6. For every candidate relationship find its complements (i.e. logical subject, logical object, and any attached prepositional phrases). 7. Any candidate relationship that has no complements is deleted from the list, since these arise from intransitive verbs (or errors in parsing). Intransitive verbs do not usefully signal relations. 8. Any candidate class that has a low frequency and does not participate in any relationship is discarded from the list. We have used a threshold of 2, which has proved useful for texts ranging between 100 and 300 words in size, but this threshold is a parameter which can be controlled by the user. 9. Some sentence patterns (e.g. ‘something is made up of something’, ‘something is part of something’ and ‘something contains something’) denote aggregation relations. 10. Determiners are used to identify the multiplicity of roles in associations. Although this not a major goal of the research reported in this paper, our approach identifies three types of UML multiplicities [5]:
1 for exactly one: identified by the presence of indefinite articles, the definite article with a singular noun, and the determiner one. * for many: identified by the presence of any of the determiners each, all, every, many, and some. N for specific numbers: identified by the presence of numbers, such as one, two, seven, etc. The result of the above steps is an initial class model. This model consists of classes, their attributes, relationships between classes, and multiplicities on relationships.
3.4. The CDIF Output File A CDIF file is produced as a final output of the system. This file contains the identified object classes, their attributes, and the relationships among them. The main advantage of producing the output in a standard format is that any graphical CASE tool supporting this format can be used to import the CM-Builder results. We have used the SELECT Enterprise2 modeler V5.0 to test our system.
4. A Case Study Here we discuss a case study from the domain of library information systems. This case study was originally presented by Callan [7], pages 169-174. The problem statement for this case study is as follows: 2 SELECT
Enterprise is a trademark for SELECT Software Tools.
A library issues loan items to customers. Each customer is known as a member and is issued a membership card that shows a unique member number. Along with the membership number, other details on a customer must be kept such as a name, address, and date of birth. The library is made up of a number of subject sections. Each section is denoted by a classification mark. A loan item is uniquely identified by a bar code. There are two types of loan items, language tapes, and books. A language tape has a title language (e.g. French), and level (e.g. beginner). A book has a title, and author(s). A customer may borrow up to a maximum of 8 items. An item can be borrowed, reserved or renewed to extend a current loan. When an item is issued the customer’s membership number is scanned via a bar code reader or entered manually. If the membership is still valid and the number of items on loan less than 8, the book bar code is read, either via the bar code reader or entered manually. If the item can be issued (e.g. not reserved) the item is stamped and then issued. The library must support the facility for an item to be searched and for a daily update of records.

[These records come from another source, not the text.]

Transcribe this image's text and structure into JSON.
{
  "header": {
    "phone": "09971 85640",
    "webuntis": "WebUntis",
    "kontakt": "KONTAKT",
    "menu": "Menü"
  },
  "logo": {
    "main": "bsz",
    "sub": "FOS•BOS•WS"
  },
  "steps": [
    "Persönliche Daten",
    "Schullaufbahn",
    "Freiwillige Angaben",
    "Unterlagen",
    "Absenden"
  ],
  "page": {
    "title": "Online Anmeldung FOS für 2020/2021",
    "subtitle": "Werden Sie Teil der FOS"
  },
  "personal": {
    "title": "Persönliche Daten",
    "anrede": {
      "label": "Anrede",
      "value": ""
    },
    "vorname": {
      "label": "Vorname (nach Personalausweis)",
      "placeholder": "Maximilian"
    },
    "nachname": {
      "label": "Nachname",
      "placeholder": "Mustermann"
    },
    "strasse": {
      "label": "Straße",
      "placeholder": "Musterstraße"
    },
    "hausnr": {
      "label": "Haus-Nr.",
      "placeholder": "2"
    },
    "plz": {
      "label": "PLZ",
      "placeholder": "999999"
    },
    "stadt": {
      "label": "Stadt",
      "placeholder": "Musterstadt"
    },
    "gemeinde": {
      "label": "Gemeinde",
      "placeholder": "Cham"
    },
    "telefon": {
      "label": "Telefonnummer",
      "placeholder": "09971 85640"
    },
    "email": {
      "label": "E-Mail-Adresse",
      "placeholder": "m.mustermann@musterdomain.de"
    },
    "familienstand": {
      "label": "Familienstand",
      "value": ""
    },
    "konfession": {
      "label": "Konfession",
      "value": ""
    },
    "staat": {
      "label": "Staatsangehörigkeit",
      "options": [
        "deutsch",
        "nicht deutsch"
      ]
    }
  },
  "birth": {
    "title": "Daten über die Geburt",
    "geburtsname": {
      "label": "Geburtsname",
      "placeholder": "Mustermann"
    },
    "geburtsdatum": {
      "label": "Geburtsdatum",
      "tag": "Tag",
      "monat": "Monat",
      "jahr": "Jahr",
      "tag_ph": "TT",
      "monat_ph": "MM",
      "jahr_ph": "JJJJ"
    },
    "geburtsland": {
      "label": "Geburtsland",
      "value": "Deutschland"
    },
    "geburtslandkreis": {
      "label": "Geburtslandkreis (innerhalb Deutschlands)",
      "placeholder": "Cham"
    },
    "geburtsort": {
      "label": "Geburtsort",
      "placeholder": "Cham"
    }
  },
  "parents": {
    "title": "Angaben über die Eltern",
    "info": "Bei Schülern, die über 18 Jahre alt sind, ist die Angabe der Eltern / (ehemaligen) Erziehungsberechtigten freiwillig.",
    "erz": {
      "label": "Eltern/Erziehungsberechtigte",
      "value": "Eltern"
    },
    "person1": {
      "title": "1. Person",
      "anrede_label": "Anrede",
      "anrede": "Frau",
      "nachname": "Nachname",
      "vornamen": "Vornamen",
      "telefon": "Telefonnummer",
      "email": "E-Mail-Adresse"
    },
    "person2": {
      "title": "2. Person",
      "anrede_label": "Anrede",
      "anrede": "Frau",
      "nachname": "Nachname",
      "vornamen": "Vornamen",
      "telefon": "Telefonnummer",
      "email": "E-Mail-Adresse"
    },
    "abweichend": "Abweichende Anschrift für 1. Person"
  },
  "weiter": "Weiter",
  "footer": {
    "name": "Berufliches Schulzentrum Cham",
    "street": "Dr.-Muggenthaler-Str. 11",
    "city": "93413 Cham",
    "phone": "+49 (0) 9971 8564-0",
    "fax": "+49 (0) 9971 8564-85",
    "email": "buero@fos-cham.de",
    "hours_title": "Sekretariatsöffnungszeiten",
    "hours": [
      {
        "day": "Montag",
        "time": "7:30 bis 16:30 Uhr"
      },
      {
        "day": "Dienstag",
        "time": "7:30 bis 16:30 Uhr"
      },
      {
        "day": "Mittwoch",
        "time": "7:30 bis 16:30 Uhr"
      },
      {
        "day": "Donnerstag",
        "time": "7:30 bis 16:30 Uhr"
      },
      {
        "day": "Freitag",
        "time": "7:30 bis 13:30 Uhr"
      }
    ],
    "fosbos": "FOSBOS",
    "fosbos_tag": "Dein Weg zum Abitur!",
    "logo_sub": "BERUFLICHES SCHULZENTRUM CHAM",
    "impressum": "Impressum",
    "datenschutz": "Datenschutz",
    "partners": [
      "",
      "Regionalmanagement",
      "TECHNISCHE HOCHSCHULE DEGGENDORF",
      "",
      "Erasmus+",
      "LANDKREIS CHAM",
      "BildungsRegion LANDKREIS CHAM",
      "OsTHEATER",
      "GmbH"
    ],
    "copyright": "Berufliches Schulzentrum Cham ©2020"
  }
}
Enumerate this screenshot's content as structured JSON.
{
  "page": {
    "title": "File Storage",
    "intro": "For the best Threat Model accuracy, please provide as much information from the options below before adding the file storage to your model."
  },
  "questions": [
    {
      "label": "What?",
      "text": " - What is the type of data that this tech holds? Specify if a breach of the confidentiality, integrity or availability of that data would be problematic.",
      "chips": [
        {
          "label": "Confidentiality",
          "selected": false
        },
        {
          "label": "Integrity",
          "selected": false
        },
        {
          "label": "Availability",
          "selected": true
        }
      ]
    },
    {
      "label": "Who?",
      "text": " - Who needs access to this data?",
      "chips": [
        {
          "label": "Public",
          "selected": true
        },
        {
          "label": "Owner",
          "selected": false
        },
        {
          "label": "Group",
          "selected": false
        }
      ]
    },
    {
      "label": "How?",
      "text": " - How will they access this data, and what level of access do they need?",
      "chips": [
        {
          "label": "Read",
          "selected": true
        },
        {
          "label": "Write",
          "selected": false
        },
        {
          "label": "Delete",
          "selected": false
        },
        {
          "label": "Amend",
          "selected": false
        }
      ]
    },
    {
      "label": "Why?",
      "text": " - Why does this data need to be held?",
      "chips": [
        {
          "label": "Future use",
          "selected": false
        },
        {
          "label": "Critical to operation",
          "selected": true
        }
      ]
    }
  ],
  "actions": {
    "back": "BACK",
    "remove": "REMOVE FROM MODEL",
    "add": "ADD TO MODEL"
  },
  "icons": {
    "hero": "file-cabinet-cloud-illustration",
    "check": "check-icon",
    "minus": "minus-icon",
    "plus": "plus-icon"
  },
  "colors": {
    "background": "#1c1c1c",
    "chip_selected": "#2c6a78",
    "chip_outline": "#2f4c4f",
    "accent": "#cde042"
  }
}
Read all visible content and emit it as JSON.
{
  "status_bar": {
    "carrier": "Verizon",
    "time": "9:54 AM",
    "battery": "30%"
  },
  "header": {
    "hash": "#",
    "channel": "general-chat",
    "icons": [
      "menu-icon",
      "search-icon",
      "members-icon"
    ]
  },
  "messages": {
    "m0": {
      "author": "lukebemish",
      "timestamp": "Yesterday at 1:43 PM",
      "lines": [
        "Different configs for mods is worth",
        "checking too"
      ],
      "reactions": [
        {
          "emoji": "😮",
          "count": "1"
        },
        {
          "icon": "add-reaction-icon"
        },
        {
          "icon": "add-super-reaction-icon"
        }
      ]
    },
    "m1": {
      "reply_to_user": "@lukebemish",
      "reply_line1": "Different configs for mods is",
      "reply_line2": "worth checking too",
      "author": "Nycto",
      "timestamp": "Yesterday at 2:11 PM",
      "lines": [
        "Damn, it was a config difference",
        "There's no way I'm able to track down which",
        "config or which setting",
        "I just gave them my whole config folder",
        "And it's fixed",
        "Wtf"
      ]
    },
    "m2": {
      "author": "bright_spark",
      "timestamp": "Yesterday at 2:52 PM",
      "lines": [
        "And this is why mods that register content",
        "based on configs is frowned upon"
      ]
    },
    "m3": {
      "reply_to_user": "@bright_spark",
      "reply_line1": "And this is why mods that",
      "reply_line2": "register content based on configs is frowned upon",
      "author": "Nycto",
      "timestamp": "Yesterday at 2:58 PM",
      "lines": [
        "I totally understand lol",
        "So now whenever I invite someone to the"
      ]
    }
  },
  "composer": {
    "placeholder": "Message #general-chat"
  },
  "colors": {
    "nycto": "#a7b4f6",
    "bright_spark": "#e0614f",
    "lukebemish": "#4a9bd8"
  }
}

Section 4.1 presents Callan’s analysis results, and section 4.2 presents the results produced automatically by the CMBuilder and their comparison with Callan’s analysis.
4.1. Callan’s Class Model
Figure 3 shows a class diagram of the library system produced by Callan [7]. This model shows 8 classes drawn as solid rectangles. These classes are linked to each other with associations represented by lines between the class boxes. Library has been modeled as an aggregate of a number of Sections and this is represented by the diamond at the Library end of the association. Each section is uniquely identified by a class mark, this is represented by a small box showing the class mark attribute at the Library end of the association. Also each section is associated with Loan Items. Two operations are shown in the library class: search and update, these are shown in the third compartment of the Library class icon. There is an issues association between the Library and Member Card classes. This association is qualified with a member code attribute, which means every Member Card has a unique member code. The class Customer is associated with the class Member Card to show that each customer has a card. Customer is also associated with the class Loan Item via a Borrows association which is represented as an association class. Each Customer can borrow up to 8 items. This is shown by the multiplicity 0-8 at the Loan Item end. The class Loan Item has two subclasses Language Tape and Book.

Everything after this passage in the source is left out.